Any signal from the adjudicators that ballots and banding will be looked on favourably is certain to prompt schools and local authorities across the country to look at introducing them.

Canon Lindley told a seminar attended by council chiefs and heads that school admissions could be used to "compensate" for social disadvantage.

"What is sometimes called a bias to the poor," he said.

"We can sometimes think of methodology which will restore something of a balance within communities," he told the Westminster Education Forum seminar.

"One is that of banding which seems, for secondary schools, to hold the possibility of greater social equity and educational opportunity for children of all elements, all stages in their development and degrees of attainment and secondly, the potential that ballots hold for deciding rather than other over-subscription criteria or tie-breakers."
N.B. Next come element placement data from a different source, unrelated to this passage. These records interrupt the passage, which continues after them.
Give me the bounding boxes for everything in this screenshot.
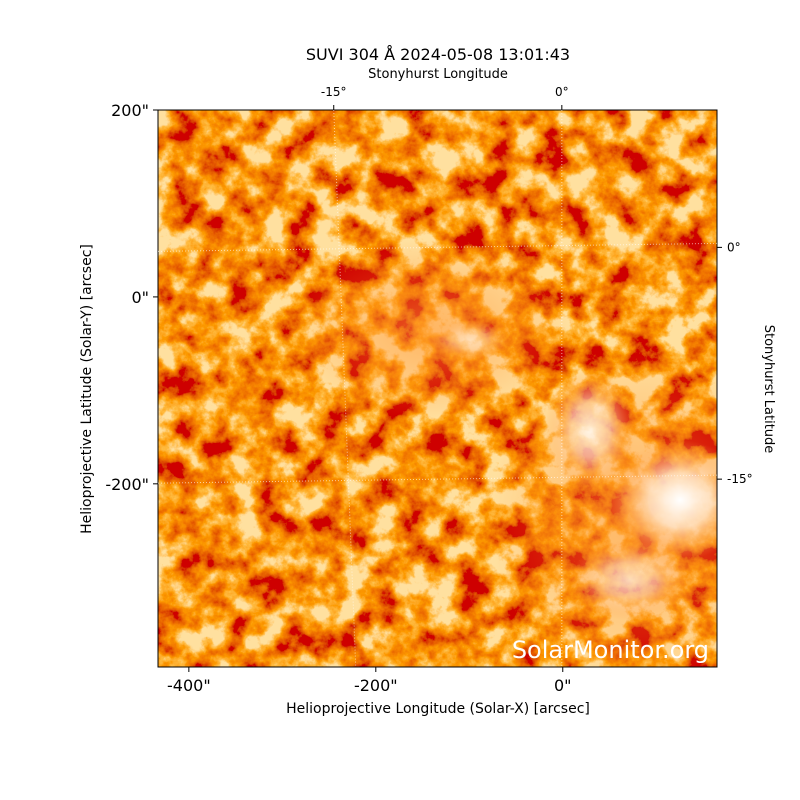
chart-title: SUVI 304 Å 2024-05-08 13:01:43	[306, 45, 570, 64]
x-axis-label: Helioprojective Longitude (Solar-X) [arc…	[286, 701, 590, 717]
top-axis-label: Stonyhurst Longitude	[368, 67, 508, 82]
right-tick-label: -15°	[727, 472, 753, 486]
top-tick-label: 0°	[555, 85, 569, 99]
right-tick-label: 0°	[727, 240, 741, 254]
plot-frame	[157, 109, 718, 668]
y-tick-label: -200"	[105, 475, 149, 494]
grid-line	[157, 242, 718, 252]
y-tick-label: 200"	[111, 101, 149, 120]
y-tick-label: 0"	[131, 288, 149, 307]
y-axis-label: Helioprojective Latitude (Solar-Y) [arcs…	[79, 244, 95, 534]
x-tick-label: 0"	[554, 676, 572, 695]
top-tick-label: -15°	[321, 85, 347, 99]
grid-line	[157, 474, 718, 484]
x-tick-label: -400"	[167, 676, 211, 695]
solar-image	[158, 110, 717, 667]
x-tick-label: -200"	[354, 676, 398, 695]
right-axis-label: Stonyhurst Latitude	[761, 325, 776, 454]
watermark: SolarMonitor.org	[512, 636, 709, 664]
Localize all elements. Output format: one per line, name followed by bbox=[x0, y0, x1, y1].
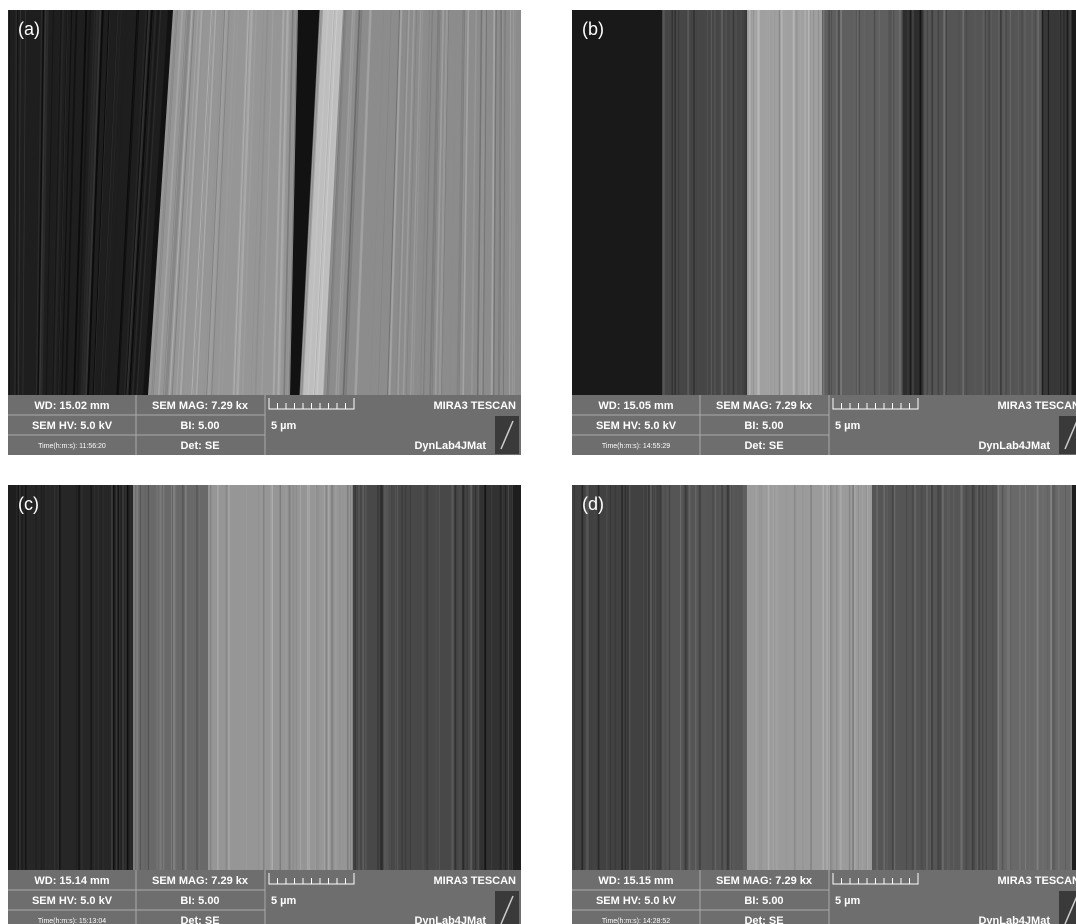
info-text: WD: 15.15 mm bbox=[598, 875, 673, 887]
fiber bbox=[902, 10, 922, 395]
info-text: 5 µm bbox=[835, 420, 861, 432]
info-text: SEM MAG: 7.29 kx bbox=[152, 875, 249, 887]
info-text: Time(h:m:s): 15:13:04 bbox=[38, 918, 106, 924]
info-text: Det: SE bbox=[744, 440, 783, 452]
info-text: SEM MAG: 7.29 kx bbox=[716, 875, 813, 887]
fiber bbox=[353, 485, 478, 870]
sem-panel: (a) WD: 15.02 mm SEM HV: 5.0 kV Time(h:m:s)… bbox=[8, 10, 521, 455]
info-text: SEM MAG: 7.29 kx bbox=[152, 400, 249, 412]
fiber-striation bbox=[513, 10, 514, 395]
fiber-striation bbox=[511, 10, 512, 395]
info-text: Time(h:m:s): 14:55:29 bbox=[602, 443, 670, 450]
info-text: BI: 5.00 bbox=[744, 420, 783, 432]
info-text: MIRA3 TESCAN bbox=[433, 875, 516, 887]
fiber-striation bbox=[514, 10, 515, 395]
fiber bbox=[478, 485, 513, 870]
info-text: MIRA3 TESCAN bbox=[997, 400, 1076, 412]
info-text: MIRA3 TESCAN bbox=[433, 400, 516, 412]
info-text: WD: 15.05 mm bbox=[598, 400, 673, 412]
sem-panel: (b) WD: 15.05 mm SEM HV: 5.0 kV Time(h:m:s)… bbox=[572, 10, 1076, 455]
micrograph bbox=[572, 10, 1076, 395]
info-text: DynLab4JMat bbox=[414, 915, 486, 924]
info-text: SEM HV: 5.0 kV bbox=[32, 420, 113, 432]
info-text: DynLab4JMat bbox=[978, 440, 1050, 452]
logo bbox=[495, 891, 519, 924]
info-text: DynLab4JMat bbox=[414, 440, 486, 452]
info-text: Time(h:m:s): 14:28:52 bbox=[602, 918, 670, 924]
info-text: BI: 5.00 bbox=[180, 420, 219, 432]
micrograph bbox=[8, 485, 521, 870]
info-text: SEM HV: 5.0 kV bbox=[32, 895, 113, 907]
logo bbox=[1059, 416, 1076, 454]
info-text: SEM HV: 5.0 kV bbox=[596, 895, 677, 907]
info-text: MIRA3 TESCAN bbox=[997, 875, 1076, 887]
info-text: BI: 5.00 bbox=[744, 895, 783, 907]
micrograph bbox=[8, 10, 521, 395]
info-text: 5 µm bbox=[835, 895, 861, 907]
info-text: 5 µm bbox=[271, 420, 297, 432]
info-text: Det: SE bbox=[180, 915, 219, 924]
sem-panel: (d) WD: 15.15 mm SEM HV: 5.0 kV Time(h:m:s)… bbox=[572, 485, 1076, 924]
fiber bbox=[16, 485, 133, 870]
info-text: SEM HV: 5.0 kV bbox=[596, 420, 677, 432]
panel-label: (c) bbox=[18, 494, 39, 514]
panel-label: (a) bbox=[18, 19, 40, 39]
info-text: 5 µm bbox=[271, 895, 297, 907]
info-text: Det: SE bbox=[180, 440, 219, 452]
info-text: DynLab4JMat bbox=[978, 915, 1050, 924]
micrograph bbox=[572, 485, 1076, 870]
fiber bbox=[872, 485, 997, 870]
info-text: WD: 15.02 mm bbox=[34, 400, 109, 412]
sem-panel: (c) WD: 15.14 mm SEM HV: 5.0 kV Time(h:m:s)… bbox=[8, 485, 521, 924]
panel-label: (d) bbox=[582, 494, 604, 514]
figure: (a) WD: 15.02 mm SEM HV: 5.0 kV Time(h:m:s)… bbox=[0, 0, 1076, 924]
info-text: WD: 15.14 mm bbox=[34, 875, 109, 887]
info-text: BI: 5.00 bbox=[180, 895, 219, 907]
info-text: SEM MAG: 7.29 kx bbox=[716, 400, 813, 412]
info-text: Time(h:m:s): 11:56:20 bbox=[38, 443, 106, 450]
panel-label: (b) bbox=[582, 19, 604, 39]
info-text: Det: SE bbox=[744, 915, 783, 924]
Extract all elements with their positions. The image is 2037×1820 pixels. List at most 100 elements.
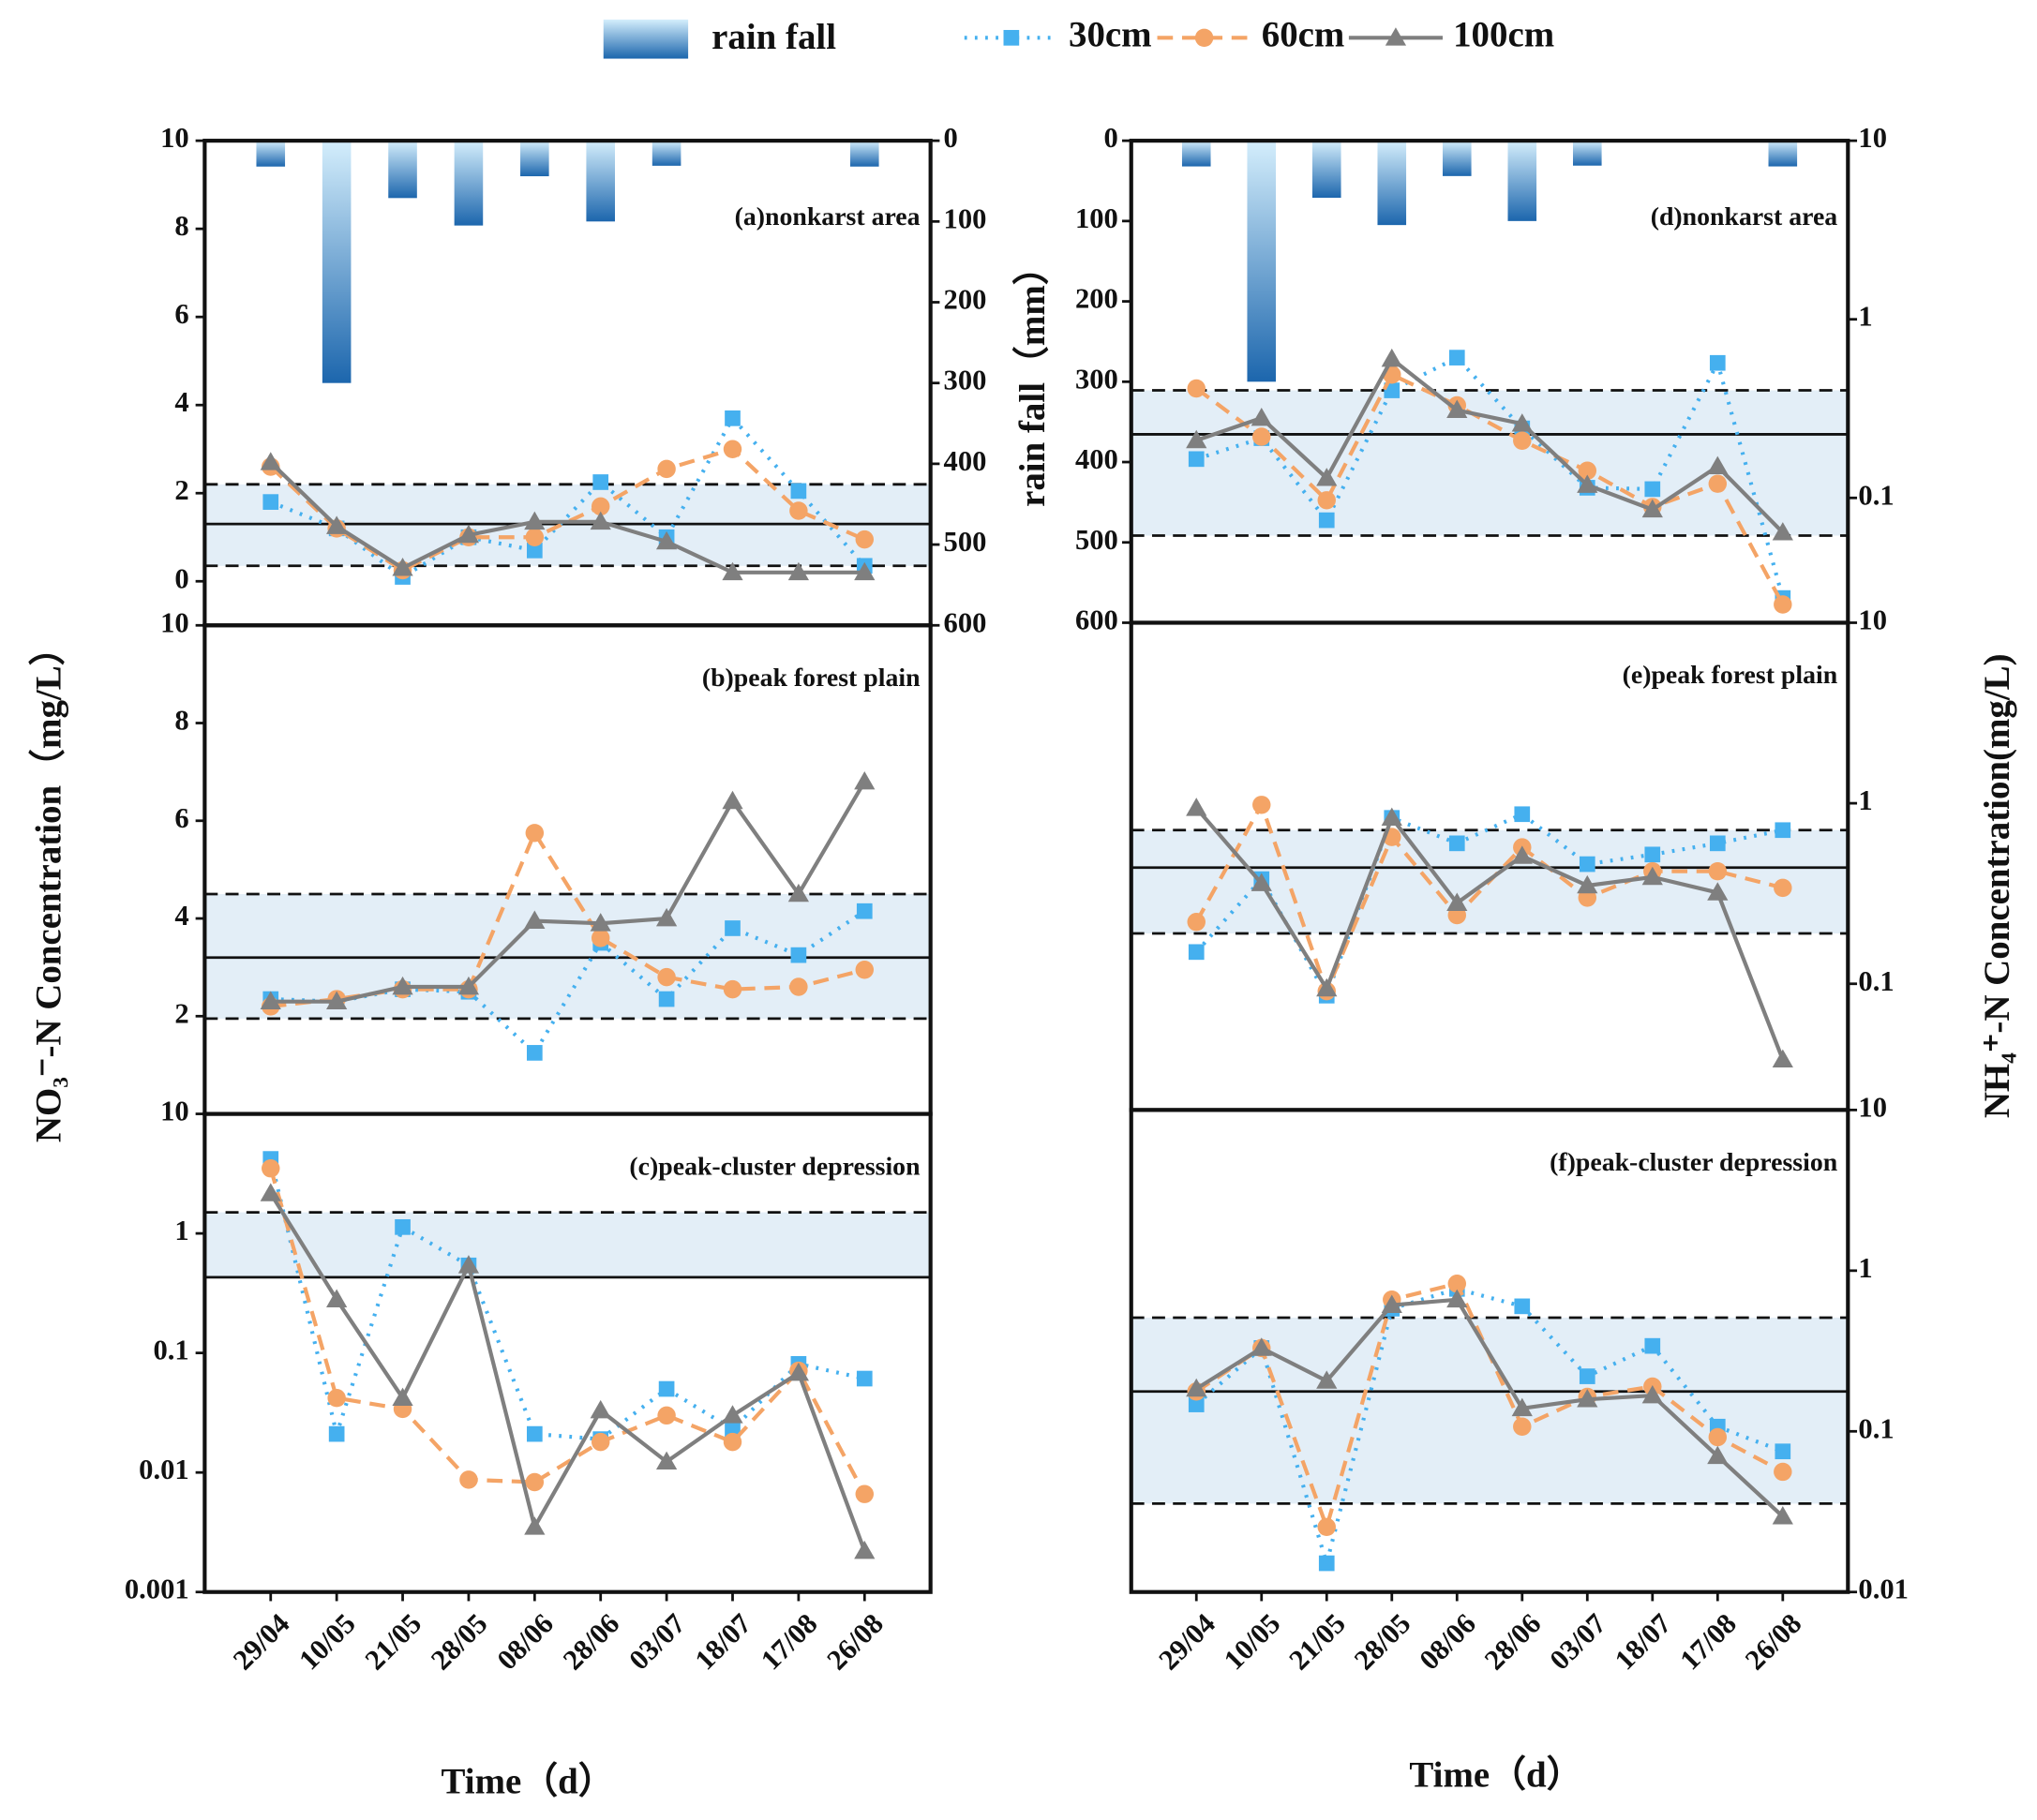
legend-label: rain fall xyxy=(711,17,836,57)
y-axis-label: NO₃⁻-N Concentration（mg/L） xyxy=(29,629,69,1142)
x-axis-label: Time（d） xyxy=(1409,1754,1582,1795)
marker xyxy=(1774,595,1792,614)
marker xyxy=(1577,474,1598,493)
marker xyxy=(1316,977,1338,997)
marker xyxy=(1316,1370,1338,1389)
marker xyxy=(326,515,348,534)
marker xyxy=(787,561,810,581)
rain-bar xyxy=(1377,141,1407,226)
marker xyxy=(1511,1397,1533,1417)
marker xyxy=(1644,1337,1661,1354)
marker xyxy=(1644,846,1661,863)
x-tick-label: 21/05 xyxy=(1283,1607,1352,1676)
y-tick-label: 0.001 xyxy=(125,1574,189,1605)
series-line xyxy=(268,1168,867,1496)
x-tick-label: 17/08 xyxy=(1674,1607,1743,1676)
marker xyxy=(722,1405,743,1424)
marker xyxy=(327,1388,346,1408)
marker xyxy=(1446,399,1468,418)
marker xyxy=(590,1399,611,1419)
y-tick-label: 10 xyxy=(1858,122,1887,154)
marker xyxy=(1577,874,1598,894)
marker xyxy=(1186,1378,1207,1397)
y-tick-label: 8 xyxy=(174,210,188,242)
y-tick-label: 0.1 xyxy=(1858,965,1894,997)
y2-tick-label: 400 xyxy=(944,445,987,477)
marker xyxy=(525,528,545,546)
x-tick-label: 26/08 xyxy=(821,1607,890,1676)
marker xyxy=(787,1362,810,1381)
marker xyxy=(1708,861,1728,881)
y2-tick-label: 600 xyxy=(1075,604,1118,635)
rain-bar xyxy=(1572,141,1602,166)
x-tick-label: 03/07 xyxy=(622,1607,691,1676)
series-line xyxy=(1195,372,1785,606)
marker xyxy=(1186,798,1207,816)
marker xyxy=(725,1421,741,1438)
legend-marker xyxy=(1003,29,1020,46)
rain-bar xyxy=(1507,141,1537,221)
y-tick-label: 1 xyxy=(1858,301,1872,333)
marker xyxy=(1707,882,1729,901)
marker xyxy=(856,903,873,919)
rain-bar xyxy=(1768,141,1798,167)
series-line xyxy=(269,414,866,580)
x-tick-label: 28/05 xyxy=(425,1607,493,1676)
marker xyxy=(723,1432,742,1452)
x-tick-label: 28/05 xyxy=(1348,1607,1416,1676)
marker xyxy=(1579,856,1595,873)
x-tick-label: 28/06 xyxy=(1478,1607,1547,1676)
marker xyxy=(1775,822,1791,839)
rain-bar xyxy=(520,141,549,177)
marker xyxy=(457,1255,480,1274)
x-tick-label: 08/06 xyxy=(1414,1607,1482,1676)
marker xyxy=(326,1289,348,1307)
marker xyxy=(392,976,413,995)
marker xyxy=(590,913,611,932)
marker xyxy=(326,991,348,1009)
y-tick-label: 10 xyxy=(160,606,189,638)
marker xyxy=(328,1425,345,1442)
marker xyxy=(1316,468,1338,486)
marker xyxy=(591,497,610,516)
x-tick-label: 18/07 xyxy=(1609,1607,1677,1676)
marker xyxy=(1644,481,1661,498)
marker xyxy=(262,494,279,510)
marker xyxy=(260,991,281,1009)
marker xyxy=(722,790,743,810)
marker xyxy=(526,1045,543,1061)
y-tick-label: 2 xyxy=(174,474,188,506)
marker xyxy=(655,530,678,550)
x-tick-label: 21/05 xyxy=(359,1607,427,1676)
rain-bar xyxy=(1442,141,1472,176)
y-tick-label: 0.1 xyxy=(1858,1412,1894,1444)
marker xyxy=(1186,429,1207,449)
marker xyxy=(722,561,743,581)
x-axis-label: Time（d） xyxy=(442,1761,615,1801)
marker xyxy=(723,979,742,999)
marker xyxy=(392,558,413,576)
y2-tick-label: 300 xyxy=(1075,363,1118,395)
marker xyxy=(657,1406,676,1425)
marker xyxy=(1513,1417,1532,1436)
x-tick-label: 26/08 xyxy=(1739,1607,1807,1676)
rain-bar xyxy=(652,141,681,166)
marker xyxy=(591,1432,610,1452)
marker xyxy=(658,991,675,1007)
marker xyxy=(1384,382,1400,398)
y2-tick-label: 200 xyxy=(1075,283,1118,315)
x-tick-label: 29/04 xyxy=(1153,1607,1221,1676)
x-tick-label: 18/07 xyxy=(689,1607,757,1676)
x-tick-label: 03/07 xyxy=(1544,1607,1612,1676)
marker xyxy=(1317,1517,1336,1537)
marker xyxy=(1252,796,1271,814)
y-tick-label: 1 xyxy=(1858,784,1872,816)
marker xyxy=(1772,1049,1793,1068)
marker xyxy=(1188,451,1205,468)
series-line xyxy=(270,781,867,1004)
marker xyxy=(592,474,609,490)
marker xyxy=(1318,512,1335,529)
rain-bar xyxy=(322,141,352,383)
marker xyxy=(1641,866,1663,886)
He added: "It is as yet, of course, in an experimental stage, but seems to hold the possibility for greater justice and avoidance particularly of favouring those who are able to buy houses in the immediate proximity of schools."

Canon Lindley said that giving priority to pupils who live closer to a school "seemed to be innocuous and helpful" but could be unfair to many families.

"Distance measuring for instance, is clearly unfair for some parents in the context of their travel potential and possibilities," he said.

And he added: "And even siblings can be unfair in terms of poverty and wealth when, in particular areas of the country, a number of children that a family produces can relate either to wealth or to poverty."

Growing numbers of local authorities and self-governing schools are already experimenting with computer ballots to allocate places when over-subscribed.

These include Brighton, Hertfordshire and the sought-after comprehensive Lady Margaret in West London.

Meanwhile ability banding inolves testing pupils at 11 and placing them in bands on the basis of their results. Schools take a quota of children from each ability grouping.

However banding systems can cause upset if children could be forced to travel miles away from their nearest preferred school if it has filled its ability bands.

Such schemes entail moving away from traditional catchment areas where applicants are whittled down by distance from the school gates.

Canon Lindley went on to say "some" but "not all" church schools were operating unfair admissions systems.

He said he was aware of one which had introduced 38 admissions criteria.

"Now that is not acceptable and local authorities and admissions forums [groups representing all local schools] need to be doing something," he said.

His remarks follow a call from the chief schools adjudicator, Dr Philip Hunter, for schools and local authorities to face down objections from "articulate" families and extend lottery systems to more areas.

He said in his latest annual report that sought-after state schools must be prevented from "creaming off" the brightest pupils.